Skip and others have good points about the data used by Berman and some from this article. I'm sure the shale play can look like a ponzi scheme with the right decline rates and when someone assumes the future price of gas.
I'm not against any one news organization (they all fail us to a point), but it does seem like NYT has put nat gas in their cross hairs for whatever reason. I read that paper probably weekly (along with a variety of others) and notice they have enough ink to criticize other's solutions, but seem to run out before they offer up any viable solutions of their own. They will do an article on how solar may run a car 30 years from now, and how drilling for hydrocarbons is harmful - but we can't all stroll to work from our ivory tower to the NYT - America needs energy daily.
This article, whether the least bit true or not, does not change the fact that domestic hydrocarbons are an opportunity not a curse. Politicians and businesses need to focus on that practical solution. The article fails to mention that if we did increase the role of nat gas in America, then even their "ponzi" numbers would probably look economic very quickly due to increase of demand. But they won't write that...
Had a family member who worked for NY times in high end computing support. He is inherently fairly liberal/liberterian and didn't believe in a liberal biased media until he went to work there. After a few years, he admitted the bias was there, although he didn't think is intentional. Liberal folks are in high positions/managers, editors, etc. If you write something from more central point of view, it tended to get edited down and/or pushed to the back.

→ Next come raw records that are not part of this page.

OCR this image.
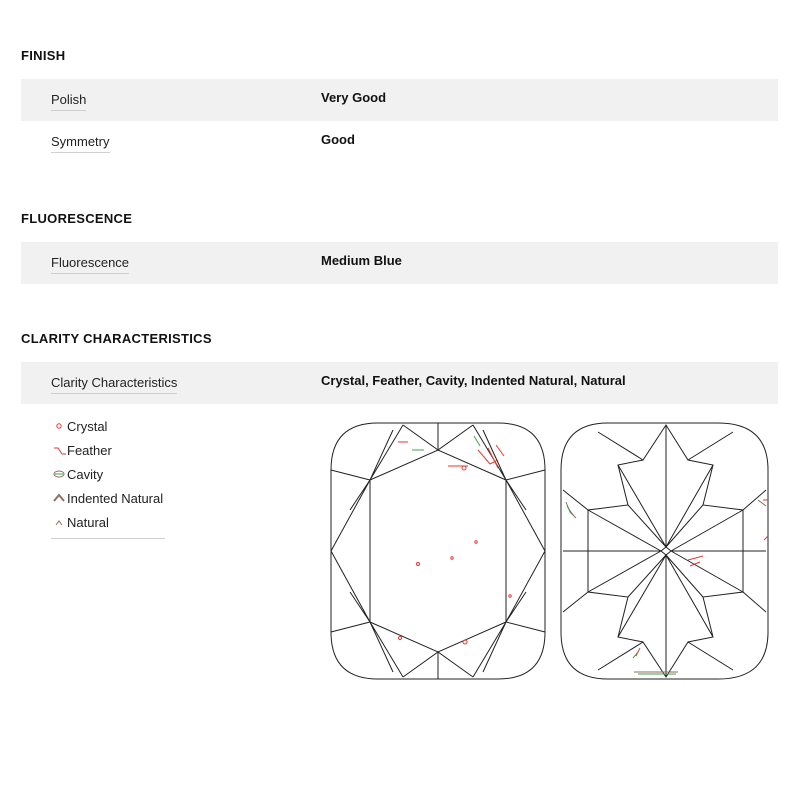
FINISH
Polish	Very Good
Symmetry	Good
FLUORESCENCE
Fluorescence	Medium Blue
CLARITY CHARACTERISTICS
Clarity Characteristics	Crystal, Feather, Cavity, Indented Natural, Natural
Crystal
Feather
Cavity
Indented Natural
Natural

Journalists who had a more conservative view would either move on to other organizations, or make their writing conform to what their editors/managers wanted. It wasn't directed/intentional, but if you wanted that promotion or raise, being toward the right tended to hurt you.

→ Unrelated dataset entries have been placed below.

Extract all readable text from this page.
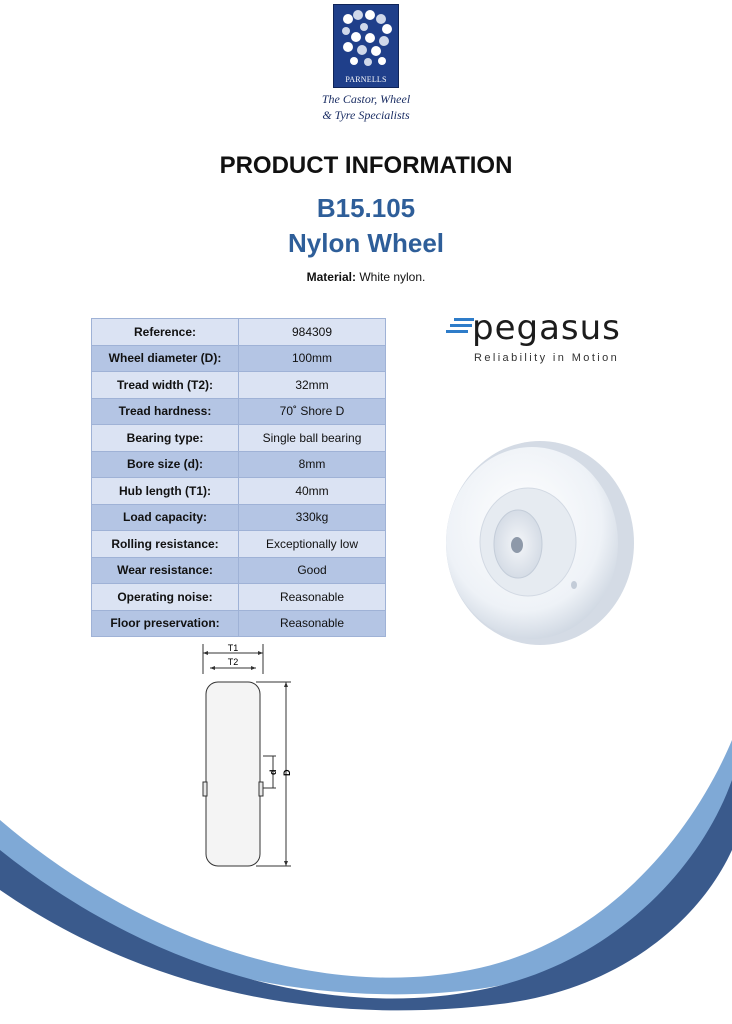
PARNELLS
The Castor, Wheel
& Tyre Specialists
PRODUCT INFORMATION
B15.105
Nylon Wheel
Material: White nylon.
Reference:	984309
Wheel diameter (D):	100mm
Tread width (T2):	32mm
Tread hardness:	70˚ Shore D
Bearing type:	Single ball bearing
Bore size (d):	8mm
Hub length (T1):	40mm
Load capacity:	330kg
Rolling resistance:	Exceptionally low
Wear resistance:	Good
Operating noise:	Reasonable
Floor preservation:	Reasonable
pegasus
Reliability in Motion
T1
T2
d D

I suspect the same bias is present in their environmental coverage and coverage of energy matters.
Coverage saying shale gas is a good thing just wouldn't sell papers in NY.
You know its sad that some people have an agenda that is so irrational and jaded.

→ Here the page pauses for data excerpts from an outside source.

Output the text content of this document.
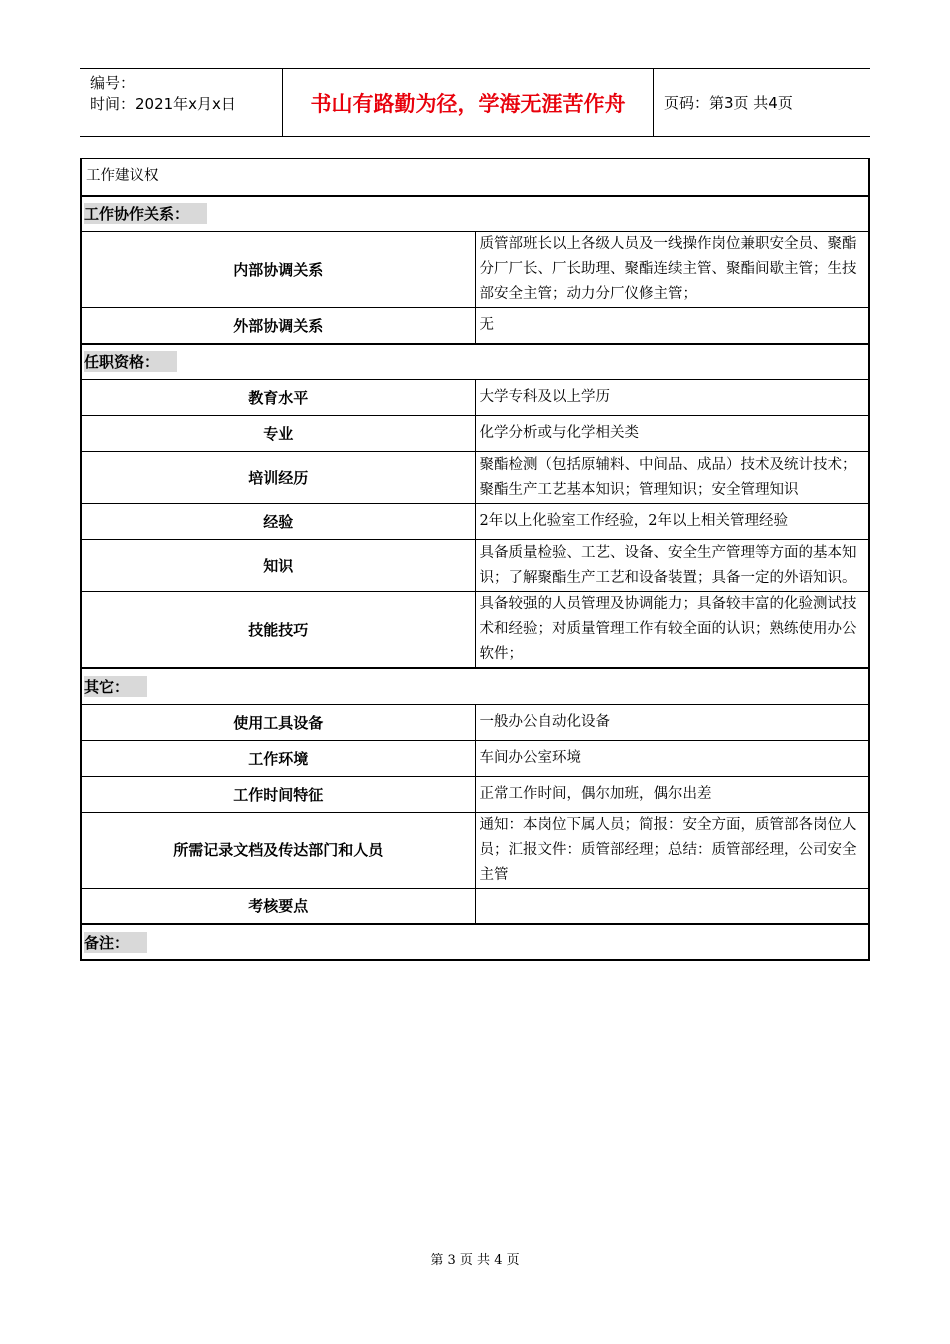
编号：
时间：2021年x月x日	书山有路勤为径，学海无涯苦作舟	页码：第3页 共4页
工作建议权	
工作协作关系：	
内部协调关系	质管部班长以上各级人员及一线操作岗位兼职安全员、聚酯分厂厂长、厂长助理、聚酯连续主管、聚酯间歇主管；生技部安全主管；动力分厂仪修主管；
外部协调关系	无
任职资格：	
教育水平	大学专科及以上学历
专业	化学分析或与化学相关类
培训经历	聚酯检测（包括原辅料、中间品、成品）技术及统计技术；聚酯生产工艺基本知识；管理知识；安全管理知识
经验	2年以上化验室工作经验，2年以上相关管理经验
知识	具备质量检验、工艺、设备、安全生产管理等方面的基本知识；了解聚酯生产工艺和设备装置；具备一定的外语知识。
技能技巧	具备较强的人员管理及协调能力；具备较丰富的化验测试技术和经验；对质量管理工作有较全面的认识；熟练使用办公软件；
其它：	
使用工具设备	一般办公自动化设备
工作环境	车间办公室环境
工作时间特征	正常工作时间，偶尔加班，偶尔出差
所需记录文档及传达部门和人员	通知：本岗位下属人员；简报：安全方面，质管部各岗位人员；汇报文件：质管部经理；总结：质管部经理，公司安全主管
考核要点	
备注：	
第 3 页 共 4 页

Yes, the price of gas has come down - because of the discovery and production of shale gas. If it were not for the shale gas discovery and new production techniques the consumer would be paying twice to three times what they are paying now. That would mean higher cost for electricty, heating cost would be substaintialy higher, etc. Someone needs to point out the number of jobs that shale gas drilling and production has created and what the economic benefits of the play are. Were is the Chamber of Commerce when you need them?
Dr Loren Scott, LSU economist, has worked all of the numbers of the economic benefits of developing the HS, and has published several studies. Also, Don Briggs, LOGA president, writes and speaks often on this subject. Pretty impressive economic numbers, for sure!
The Dallas Morning News placed this NYT 'article' on today's front page (Sunday June 26, 2011).
Ironically, a story ran a couple of days prior about a suburb (Flower Mound, TX; Barnett Shale) placing tight restrictions on rigs within city limits.